The President also signed a directive Tuesday to expedite environmental reviews of energy and infrastructure programs throughout the country. The Atlantic Coast Pipeline, a project that would carry fracked gas across West Virginia, Virginia, and North Carolina, is on the high priority list.

Similar to Keystone XL And the Dakota Access Pipeline, the Atlantic Coast Pipeline has been met with huge regional opposition. People across the Blue Ridge object to its crossing of the Blue Ridge Parkway, Appalachian Trail, Native American lands in North Carolina, and more.

The Atlantic Coast Pipeline is still in the midst of the Federal Energy Regulatory Commission’s approval process. Only time will tell how and when that process might change under the Trump Administration.

The Keystone XL Pipeline would carry 800,000 barrels of oil each day from Canadian oil sands to Nebraska, where it would join an existing pipeline to the Gulf Coast. The Obama Administration put the pipeline to rest in 2015, arguing that Keystone XL would perpetuate reliance on carbon-based energy and hold back the United States as a global environmental leader.

Trump’s invitation to TransCanada “to promptly resubmit its application to the Department of State for a presidential permit” leaves little question that the Administration wants the Pipeline approved. Yet the President made clear his approval won’t come without negotiation, asserting the importance of using only American steel in Keystone XL’s construction.

Proponents say Keystone XL will create jobs and bolster energy security.

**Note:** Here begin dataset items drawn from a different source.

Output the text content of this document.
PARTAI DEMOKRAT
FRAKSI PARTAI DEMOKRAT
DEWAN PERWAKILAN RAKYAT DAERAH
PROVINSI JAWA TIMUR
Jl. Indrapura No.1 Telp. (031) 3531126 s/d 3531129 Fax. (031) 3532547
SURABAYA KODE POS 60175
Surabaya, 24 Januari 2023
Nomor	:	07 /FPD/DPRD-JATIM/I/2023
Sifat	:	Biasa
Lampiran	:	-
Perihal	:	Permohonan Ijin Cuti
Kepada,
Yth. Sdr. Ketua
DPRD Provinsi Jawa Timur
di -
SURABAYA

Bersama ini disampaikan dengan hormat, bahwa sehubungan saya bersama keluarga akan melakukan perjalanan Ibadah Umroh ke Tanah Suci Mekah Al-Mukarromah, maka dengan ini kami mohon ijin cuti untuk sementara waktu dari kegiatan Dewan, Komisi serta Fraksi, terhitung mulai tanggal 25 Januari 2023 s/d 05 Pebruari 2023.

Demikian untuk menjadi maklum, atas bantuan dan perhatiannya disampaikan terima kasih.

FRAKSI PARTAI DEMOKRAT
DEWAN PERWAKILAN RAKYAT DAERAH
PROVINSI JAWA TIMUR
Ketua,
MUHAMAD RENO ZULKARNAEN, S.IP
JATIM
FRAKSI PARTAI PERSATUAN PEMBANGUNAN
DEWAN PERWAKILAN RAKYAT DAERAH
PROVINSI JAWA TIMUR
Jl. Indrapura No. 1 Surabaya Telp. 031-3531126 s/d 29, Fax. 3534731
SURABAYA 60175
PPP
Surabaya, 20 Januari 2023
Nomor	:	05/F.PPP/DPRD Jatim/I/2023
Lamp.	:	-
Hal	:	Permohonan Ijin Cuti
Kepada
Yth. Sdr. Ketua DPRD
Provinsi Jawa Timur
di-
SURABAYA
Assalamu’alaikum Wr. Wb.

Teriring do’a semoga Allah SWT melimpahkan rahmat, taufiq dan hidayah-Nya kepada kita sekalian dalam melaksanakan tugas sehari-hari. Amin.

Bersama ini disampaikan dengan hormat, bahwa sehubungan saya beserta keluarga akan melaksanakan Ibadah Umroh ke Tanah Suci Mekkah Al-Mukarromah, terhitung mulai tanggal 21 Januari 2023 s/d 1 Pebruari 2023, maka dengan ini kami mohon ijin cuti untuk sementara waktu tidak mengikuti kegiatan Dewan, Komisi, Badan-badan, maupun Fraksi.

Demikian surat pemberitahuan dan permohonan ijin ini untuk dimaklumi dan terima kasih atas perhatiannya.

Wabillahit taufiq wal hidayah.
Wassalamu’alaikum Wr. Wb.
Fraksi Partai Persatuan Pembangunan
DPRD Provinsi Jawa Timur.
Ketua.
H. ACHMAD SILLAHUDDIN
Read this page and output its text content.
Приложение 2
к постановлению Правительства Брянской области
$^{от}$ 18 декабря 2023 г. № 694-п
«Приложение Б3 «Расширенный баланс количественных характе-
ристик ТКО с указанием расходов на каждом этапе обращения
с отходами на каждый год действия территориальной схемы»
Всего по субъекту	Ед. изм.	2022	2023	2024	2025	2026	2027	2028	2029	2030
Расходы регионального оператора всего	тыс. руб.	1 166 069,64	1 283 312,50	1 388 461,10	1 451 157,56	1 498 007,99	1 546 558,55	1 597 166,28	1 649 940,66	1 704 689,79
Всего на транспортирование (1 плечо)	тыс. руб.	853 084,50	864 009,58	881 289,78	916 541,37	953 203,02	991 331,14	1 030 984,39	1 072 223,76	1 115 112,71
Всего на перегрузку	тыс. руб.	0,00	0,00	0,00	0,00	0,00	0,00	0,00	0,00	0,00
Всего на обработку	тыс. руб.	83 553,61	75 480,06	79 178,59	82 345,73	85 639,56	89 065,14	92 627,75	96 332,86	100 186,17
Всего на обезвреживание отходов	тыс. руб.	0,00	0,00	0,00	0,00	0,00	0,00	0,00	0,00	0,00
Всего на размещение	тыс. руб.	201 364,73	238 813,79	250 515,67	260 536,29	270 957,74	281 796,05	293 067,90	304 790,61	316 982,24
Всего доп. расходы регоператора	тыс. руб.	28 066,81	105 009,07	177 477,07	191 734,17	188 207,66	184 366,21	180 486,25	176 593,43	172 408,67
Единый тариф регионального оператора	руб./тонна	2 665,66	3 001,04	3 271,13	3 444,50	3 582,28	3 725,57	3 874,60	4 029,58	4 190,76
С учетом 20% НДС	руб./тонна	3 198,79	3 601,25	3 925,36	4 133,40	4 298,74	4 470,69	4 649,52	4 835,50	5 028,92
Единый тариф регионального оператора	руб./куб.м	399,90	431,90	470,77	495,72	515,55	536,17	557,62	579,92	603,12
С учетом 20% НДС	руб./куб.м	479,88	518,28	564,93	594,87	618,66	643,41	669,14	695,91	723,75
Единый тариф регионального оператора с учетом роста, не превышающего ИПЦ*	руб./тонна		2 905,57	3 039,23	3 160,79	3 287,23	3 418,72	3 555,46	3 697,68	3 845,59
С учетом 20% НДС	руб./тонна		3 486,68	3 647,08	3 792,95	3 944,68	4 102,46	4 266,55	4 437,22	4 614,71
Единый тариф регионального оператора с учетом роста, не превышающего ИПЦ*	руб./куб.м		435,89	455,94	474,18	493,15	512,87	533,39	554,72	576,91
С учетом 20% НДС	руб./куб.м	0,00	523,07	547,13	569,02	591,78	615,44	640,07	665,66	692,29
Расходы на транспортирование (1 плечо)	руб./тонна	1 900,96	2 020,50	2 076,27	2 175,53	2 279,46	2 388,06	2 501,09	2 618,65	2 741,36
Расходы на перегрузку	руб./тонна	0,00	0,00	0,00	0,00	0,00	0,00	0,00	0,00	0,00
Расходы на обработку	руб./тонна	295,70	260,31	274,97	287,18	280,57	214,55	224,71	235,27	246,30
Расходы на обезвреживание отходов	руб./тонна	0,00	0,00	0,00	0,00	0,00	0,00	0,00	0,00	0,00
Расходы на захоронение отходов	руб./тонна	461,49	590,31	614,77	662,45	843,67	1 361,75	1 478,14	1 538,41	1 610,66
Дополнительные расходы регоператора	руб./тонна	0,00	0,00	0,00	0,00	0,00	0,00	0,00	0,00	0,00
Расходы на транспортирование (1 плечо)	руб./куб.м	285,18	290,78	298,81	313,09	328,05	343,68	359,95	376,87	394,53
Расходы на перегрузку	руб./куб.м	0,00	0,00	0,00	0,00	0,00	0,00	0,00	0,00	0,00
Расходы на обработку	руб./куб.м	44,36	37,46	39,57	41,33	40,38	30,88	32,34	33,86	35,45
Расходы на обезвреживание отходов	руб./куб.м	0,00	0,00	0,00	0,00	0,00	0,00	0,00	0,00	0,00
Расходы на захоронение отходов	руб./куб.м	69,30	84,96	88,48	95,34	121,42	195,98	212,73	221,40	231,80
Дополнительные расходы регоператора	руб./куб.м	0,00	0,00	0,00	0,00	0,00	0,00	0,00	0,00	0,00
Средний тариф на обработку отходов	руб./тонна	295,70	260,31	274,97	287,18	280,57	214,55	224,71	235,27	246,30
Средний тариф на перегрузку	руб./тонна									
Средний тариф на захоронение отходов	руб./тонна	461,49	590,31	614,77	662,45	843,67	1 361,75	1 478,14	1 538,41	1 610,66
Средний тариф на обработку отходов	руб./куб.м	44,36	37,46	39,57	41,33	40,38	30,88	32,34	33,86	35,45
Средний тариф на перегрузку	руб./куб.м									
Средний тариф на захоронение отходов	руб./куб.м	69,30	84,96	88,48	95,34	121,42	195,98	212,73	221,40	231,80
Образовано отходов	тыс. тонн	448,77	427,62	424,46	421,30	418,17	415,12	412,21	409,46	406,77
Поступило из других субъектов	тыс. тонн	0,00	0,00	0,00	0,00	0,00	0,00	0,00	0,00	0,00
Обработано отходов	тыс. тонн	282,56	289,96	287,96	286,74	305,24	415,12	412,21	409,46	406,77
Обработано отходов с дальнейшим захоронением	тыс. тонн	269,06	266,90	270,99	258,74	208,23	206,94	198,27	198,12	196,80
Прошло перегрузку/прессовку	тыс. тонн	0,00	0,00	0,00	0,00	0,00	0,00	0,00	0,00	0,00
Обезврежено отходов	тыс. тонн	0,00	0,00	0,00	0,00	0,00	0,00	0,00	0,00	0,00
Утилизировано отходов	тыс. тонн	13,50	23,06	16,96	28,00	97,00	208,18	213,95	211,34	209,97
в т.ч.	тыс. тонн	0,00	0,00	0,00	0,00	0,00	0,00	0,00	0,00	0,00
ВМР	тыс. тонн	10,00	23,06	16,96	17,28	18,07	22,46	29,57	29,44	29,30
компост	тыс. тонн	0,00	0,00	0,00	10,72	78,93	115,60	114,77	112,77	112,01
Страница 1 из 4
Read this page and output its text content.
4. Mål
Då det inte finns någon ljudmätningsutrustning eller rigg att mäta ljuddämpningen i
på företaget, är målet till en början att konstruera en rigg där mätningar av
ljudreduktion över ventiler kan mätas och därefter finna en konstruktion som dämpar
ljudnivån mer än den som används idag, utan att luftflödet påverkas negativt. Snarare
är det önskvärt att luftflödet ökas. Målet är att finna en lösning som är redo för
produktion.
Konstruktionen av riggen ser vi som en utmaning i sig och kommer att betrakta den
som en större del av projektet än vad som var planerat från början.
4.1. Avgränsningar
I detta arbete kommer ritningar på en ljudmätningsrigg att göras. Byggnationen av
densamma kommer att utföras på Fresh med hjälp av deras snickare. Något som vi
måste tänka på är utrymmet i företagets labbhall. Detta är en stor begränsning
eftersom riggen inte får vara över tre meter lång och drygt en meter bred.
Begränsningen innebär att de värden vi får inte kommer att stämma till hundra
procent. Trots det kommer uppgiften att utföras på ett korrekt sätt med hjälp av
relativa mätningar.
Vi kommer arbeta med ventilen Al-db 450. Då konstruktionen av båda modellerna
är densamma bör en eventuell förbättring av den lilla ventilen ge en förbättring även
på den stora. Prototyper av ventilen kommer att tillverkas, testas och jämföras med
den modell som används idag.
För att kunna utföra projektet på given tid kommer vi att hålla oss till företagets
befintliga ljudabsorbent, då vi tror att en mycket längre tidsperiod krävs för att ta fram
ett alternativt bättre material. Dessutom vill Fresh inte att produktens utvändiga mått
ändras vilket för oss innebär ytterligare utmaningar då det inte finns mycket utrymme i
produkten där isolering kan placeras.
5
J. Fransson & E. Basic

Critics oppose oil spill potential and oil sand extraction, a process with sizably higher greenhouse gas emissions than conventional oil extraction. Though Keystone XL has become a polarized and symbolic issue, both sides concede that the pipeline will not have a monumental economic or environmental effect on the country.

The Dakota Access Pipeline is also back in the spotlight. The Pipeline, which is already 90 percent complete, would link North Dakota oil fields to pipeline networks in Illinois. Throughout 2016, Native American groups protested the project because the pipeline would run under the Missouri River and sacred tribal sites less than a mile from the Standing Rock Sioux Reservation.

Due to this opposition, the Army Corps of Engineers halted the pipeline’s construction in December to consider alternative routes. Trump’s memorandum reverses this decision, directing the Army to “to review and approve” the Pipeline “in an expedited manner.”

Because Keystone XL and the Dakota Access Pipeline launched polarizing protest movements, the president’s pipeline memorandums are highly symbolic, setting the tone for the new Administration’s environmental stance.